Far Nineteen missed its deadline for the end of June. It missed its deadline for the end of July. Good thing these were just my own, personal deadlines. It’s been harder to finish than I’d expected, but that, in a way, is a good thing. I feel like the hang-ups have come from me allowing myself to simply sit with a character and get them properly understood. Since the book deals with race and racial issues and has several African American characters, that is far more important than the drive to get it done.

When that gets done, I’ll be recruiting readers to either read it and provide notes, or come visit me and read it out loud while I take notes and mark up the text.

Random Thoughts
Dating sites are horrible places.

There’s always a secret baby.

I’m too old to hang out in bars, and even when I was young enough, I never had the nerve to approach a woman and strike up a conversation, so what make anyone think I’d start doing it now.

They say that to meet someone, you should go out and do something you like to do and while you’re doing that thing you like to do, you’ll eventually meet someone who also like doing that thing – and Yahtzee! So, if you’re a dude who’s into motocross, do that a lot and eventually you’ll meet someone. I like indie bookstores and libraries.
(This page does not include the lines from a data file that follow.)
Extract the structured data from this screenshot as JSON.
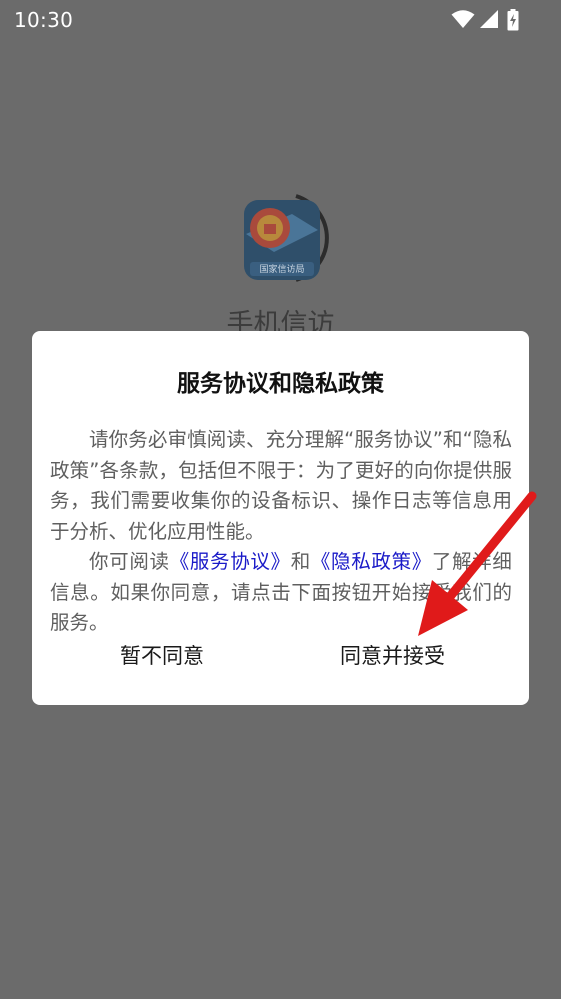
{
  "status_bar": {
    "time": "10:30",
    "icons": [
      "wifi-icon",
      "signal-icon",
      "battery-charging-icon"
    ]
  },
  "app": {
    "name": "手机信访",
    "logo_text": "国家信访局"
  },
  "dialog": {
    "title": "服务协议和隐私政策",
    "paragraph1": "请你务必审慎阅读、充分理解“服务协议”和“隐私政策”各条款，包括但不限于：为了更好的向你提供服务，我们需要收集你的设备标识、操作日志等信息用于分析、优化应用性能。",
    "paragraph2": {
      "prefix": "你可阅读",
      "link_service": "《服务协议》",
      "connector": "和",
      "link_privacy": "《隐私政策》",
      "suffix": "了解详细信息。如果你同意，请点击下面按钮开始接受我们的服务。"
    },
    "buttons": {
      "disagree": "暂不同意",
      "agree": "同意并接受"
    }
  },
  "colors": {
    "overlay": "#6b6b6b",
    "link": "#1a1ac8",
    "annotation_arrow": "#e01a1a"
  }
}
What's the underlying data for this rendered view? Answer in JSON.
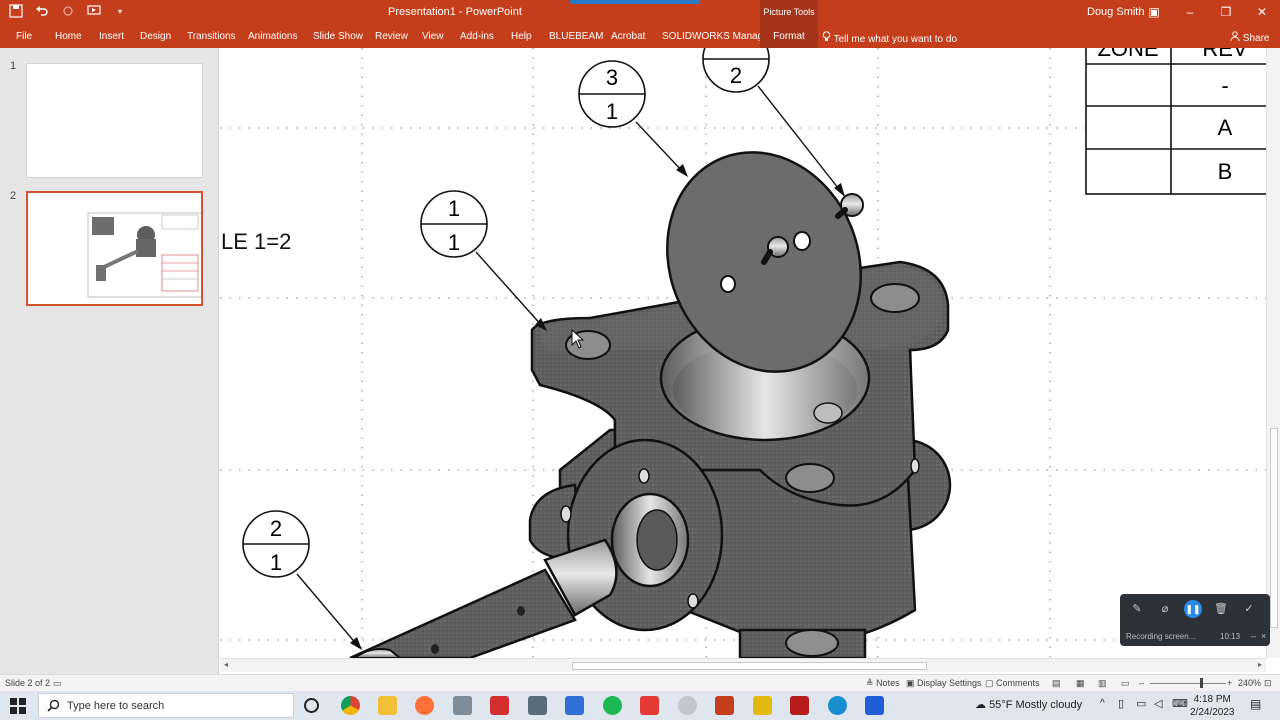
{
  "titlebar": {
    "document_title": "Presentation1  -  PowerPoint",
    "context_group": "Picture Tools",
    "user": "Doug Smith",
    "qat_icons": [
      "save-icon",
      "undo-icon",
      "redo-icon",
      "start-from-beginning-icon",
      "customize-qat-icon"
    ]
  },
  "ribbon": {
    "tabs": [
      "File",
      "Home",
      "Insert",
      "Design",
      "Transitions",
      "Animations",
      "Slide Show",
      "Review",
      "View",
      "Add-ins",
      "Help",
      "BLUEBEAM",
      "Acrobat",
      "SOLIDWORKS Manage",
      "Format"
    ],
    "tell_me": "Tell me what you want to do",
    "share": "Share"
  },
  "slides": [
    {
      "number": "1"
    },
    {
      "number": "2",
      "selected": true
    }
  ],
  "drawing": {
    "scale_text": "LE 1=2",
    "balloons": [
      {
        "top": "3",
        "bottom": "1"
      },
      {
        "top": "",
        "bottom": "2"
      },
      {
        "top": "1",
        "bottom": "1"
      },
      {
        "top": "2",
        "bottom": "1"
      }
    ],
    "revision_table": {
      "headers": [
        "ZONE",
        "REV"
      ],
      "rows": [
        [
          "",
          "-"
        ],
        [
          "",
          "A"
        ],
        [
          "",
          "B"
        ]
      ]
    }
  },
  "statusbar": {
    "slide_info": "Slide 2 of 2",
    "notes": "Notes",
    "display_settings": "Display Settings",
    "comments": "Comments",
    "zoom": "240%"
  },
  "recorder": {
    "label": "Recording screen...",
    "elapsed": "10:13"
  },
  "taskbar": {
    "search_placeholder": "Type here to search",
    "weather": "55°F  Mostly cloudy",
    "time": "4:18 PM",
    "date": "2/24/2023"
  },
  "colors": {
    "ppt_accent": "#c43e1c",
    "part_gray": "#6f6f6f",
    "selection": "#d35230"
  }
}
Problem is, my ex-girlfriend is the inventory manager at my favorite indie bookstore. It feels kind of awkward to troll the place looking for a new girl right in front of the old girl. The other problem is that the main library here in Wichita is just a few blocks south of the largest homeless charity, so every time I’ve been in library I’ve a strange encounter with a homeless man, which, being me, is utterly disturbing. I’m usually very much inside my own head. I move through the world trying not to have surprise encounters. Homeless men always surprise me and on top of that they’ve been known to go to great lengths, to cross wide, empty parking lots, push through crowds of other people to, seemingly, target me as the person to most likely have change. Startle me in public, and I react like a frightened cat. That’s not good. So, I avoid the library except when I really need something, and I always enter trying to look as mean as possible, which is not the best look to have on my face when I accidentally bump into a cute librarian.
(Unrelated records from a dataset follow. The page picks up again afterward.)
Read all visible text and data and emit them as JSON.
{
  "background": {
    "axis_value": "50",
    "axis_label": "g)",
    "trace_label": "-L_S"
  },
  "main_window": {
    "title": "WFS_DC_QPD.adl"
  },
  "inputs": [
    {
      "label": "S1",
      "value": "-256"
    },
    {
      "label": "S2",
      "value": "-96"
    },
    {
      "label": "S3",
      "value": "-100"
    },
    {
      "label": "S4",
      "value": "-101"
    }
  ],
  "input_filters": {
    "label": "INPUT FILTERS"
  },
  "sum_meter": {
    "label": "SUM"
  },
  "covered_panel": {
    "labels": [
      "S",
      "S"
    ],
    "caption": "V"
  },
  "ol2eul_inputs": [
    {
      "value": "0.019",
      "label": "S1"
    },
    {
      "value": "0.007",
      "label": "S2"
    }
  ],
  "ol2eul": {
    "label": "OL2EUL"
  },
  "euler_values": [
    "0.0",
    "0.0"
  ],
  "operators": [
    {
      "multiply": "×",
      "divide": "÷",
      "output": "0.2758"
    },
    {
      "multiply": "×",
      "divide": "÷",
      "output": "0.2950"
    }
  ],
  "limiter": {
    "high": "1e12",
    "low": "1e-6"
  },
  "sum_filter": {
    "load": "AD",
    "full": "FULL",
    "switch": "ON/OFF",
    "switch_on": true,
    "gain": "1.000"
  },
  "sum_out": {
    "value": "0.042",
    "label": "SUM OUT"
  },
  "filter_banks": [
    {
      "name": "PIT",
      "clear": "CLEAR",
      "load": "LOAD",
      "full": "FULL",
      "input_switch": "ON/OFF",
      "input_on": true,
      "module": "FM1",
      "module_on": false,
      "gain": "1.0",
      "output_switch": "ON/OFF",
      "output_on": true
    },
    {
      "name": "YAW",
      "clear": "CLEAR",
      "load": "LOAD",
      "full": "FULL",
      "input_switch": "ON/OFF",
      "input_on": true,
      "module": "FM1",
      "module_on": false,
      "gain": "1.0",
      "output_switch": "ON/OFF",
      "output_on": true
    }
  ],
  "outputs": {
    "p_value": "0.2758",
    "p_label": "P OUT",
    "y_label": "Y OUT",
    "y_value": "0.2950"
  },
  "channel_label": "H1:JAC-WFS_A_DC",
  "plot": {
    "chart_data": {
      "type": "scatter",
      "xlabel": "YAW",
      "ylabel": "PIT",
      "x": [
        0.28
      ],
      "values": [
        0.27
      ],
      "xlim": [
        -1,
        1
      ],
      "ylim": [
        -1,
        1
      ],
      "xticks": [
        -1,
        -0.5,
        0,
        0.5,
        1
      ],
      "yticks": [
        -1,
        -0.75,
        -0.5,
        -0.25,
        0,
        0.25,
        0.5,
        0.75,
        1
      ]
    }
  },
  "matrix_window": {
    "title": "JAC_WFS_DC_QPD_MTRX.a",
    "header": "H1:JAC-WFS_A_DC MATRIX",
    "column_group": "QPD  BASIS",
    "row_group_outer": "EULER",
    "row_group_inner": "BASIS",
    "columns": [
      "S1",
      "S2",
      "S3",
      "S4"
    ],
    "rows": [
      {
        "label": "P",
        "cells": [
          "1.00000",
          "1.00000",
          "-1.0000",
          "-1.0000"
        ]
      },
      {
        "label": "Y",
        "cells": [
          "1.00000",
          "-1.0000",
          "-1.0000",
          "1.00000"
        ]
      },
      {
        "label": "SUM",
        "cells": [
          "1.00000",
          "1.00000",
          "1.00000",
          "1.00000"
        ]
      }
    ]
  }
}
There will be a very intense conversation with the next person who tells me I should go to church to meet a good woman. That conversation will begin with “Do you know the difference between a leap of faith and a conclusion based on empirical evidence?” I’ve also been planning a graphical way of representing the lecture I imagine following the person’s inevitable wrong answer to that. Then I’ll explain that since I do not share any faith in their particular deity, and since they cannot empirically prove the existence of their deity, nor can they prove the non-existence of all other deities imagined by humans, it’s pointless to ever talk to me about God. Also, which church has the hottest women? And, furthermore, which of those hot church women would be OK with finding out that I’d trolled her church pretending to be a believer? Not many relationships survive that were started on a foundation of dishonesty.

I am flabbergasted that people think the Apollo 11 moon landing was faked. Of course, some of those same people probably think people and dinosaurs coexisted and just missed getting on Noah’s Ark. I often get the “your brand of stupid hurts my eyes” look when I have to talk to them.